Salgo a fumar un cigarrillo al balcón. Son casi las dos de la mañana. Me asomo y veo que el comercio chino de enfrente está cerrando. Ella está agachada bajando la persiana metálica. Él la observa en la acera. Ella se alza. Lleva un anorak amarillo triste. Con capucha. Él termina de fumar y ella lo agarra del brazo. Hace frío. Comienzan a caminar hacia el norte, la calle es ligeramente cuesta arriba. Andar cansado. Doce, tal vez catorce horas de trabajo. Son treintañeros. Imagino cómo será su casa. Si ahora cenarán una pizza o un bocadillo. Si verán la tele o se amarán. Quizás conversen nostálgicamente sobre su patria. Tienen un hijo, a veces está con ellos en la tienda, que es rectangular, bien nutrida, pequeña, con la leche, las patatas fritas y las cervezas bien a la vista. Surten al barrio a deshora de caprichos o de artículos que la gente se olvida de comprar en el supermercado. A veces bajo con mi hijo a deshora matinal a comprarle una chocolatina, unas golosinas o unos diminutos coches de juguetes muy baratos.

Son delgados y amables, monosilábicos. Con un punto elegante. Ella luce gracioso flequillo. No sé si dominan bien o no el español. A veces, sobre todo él, está enfrascado viendo una película, supongo que es una película, en el móvil. En chino. Supongo que es en chino. Tal vez su hijo esté en el mismo colegio que el mío. Aún atisbo su rastro aunque ya casi no los veo. La calle es larga. Tal vez el camino hasta su morada también lo sea y ella se haya puesto la capucha del anorak amarillo triste. Le protegerá de la humedad, que cae anunciando lluvia. Cuando dentro de cinco o seis horas me levante y miré por el balcón, su tienda ya estará abierta.
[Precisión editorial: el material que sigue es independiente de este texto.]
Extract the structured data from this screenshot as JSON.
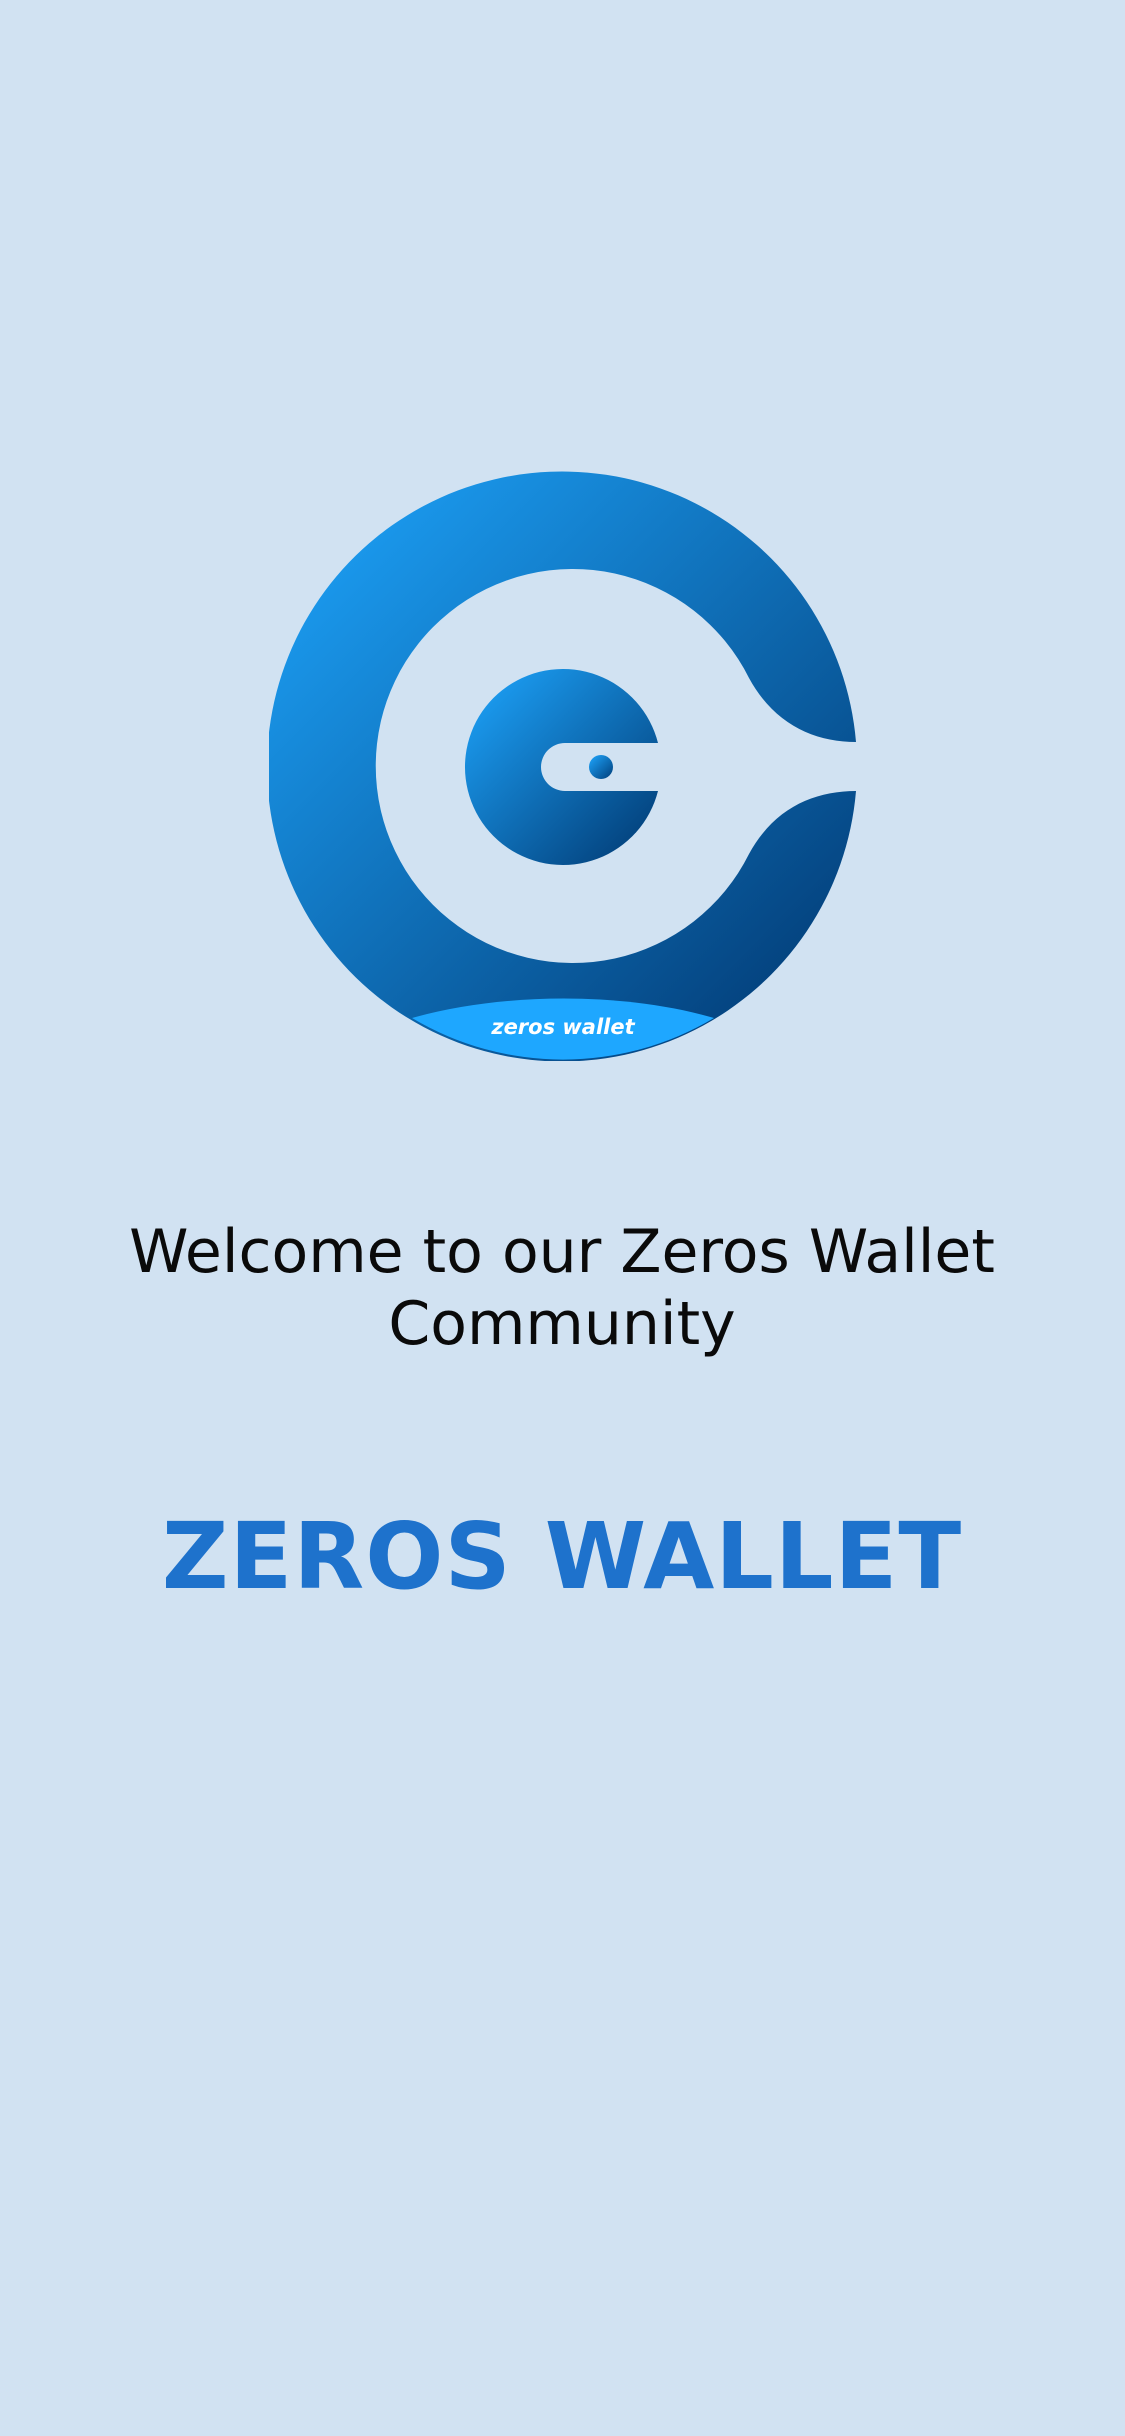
{
  "logo": {
    "icon": "zeros-wallet-logo-icon",
    "caption": "zeros wallet"
  },
  "welcome_text": "Welcome to our Zeros Wallet Community",
  "brand_title": "ZEROS WALLET",
  "colors": {
    "background": "#d1e2f2",
    "brand_blue": "#1e72cc",
    "logo_light": "#1ea7ff",
    "logo_dark": "#003770"
  }
}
Presta a expender un batido, un refresco, un bollo, pan de molde, pilas, queso o una funda para el móvil. Puede que lo encuentre a él fumando en la puerta, a ella dentro vendiendo una litrona o un paquete de cien gramos de jamón york. No tienen empleados. No sé si tienen más familia. Abren los domingos. Abren los festivos. Salvan la fiesta del que de noche repara en que no compró suficiente ginebra, sacan del apuro al noctívago comedor de aceitunas, tal vez a un poeta errante ajeno al reloj y a los horarios que necesita folios. No tienen aspirinas.

Es probable que los vuelva a ver esta noche. Quizá baje esta vez él la persiana metálica mientras ella mire. Puede que haga más frío. Es un anorak como de otras latitudes. Aquí pronto será primavera.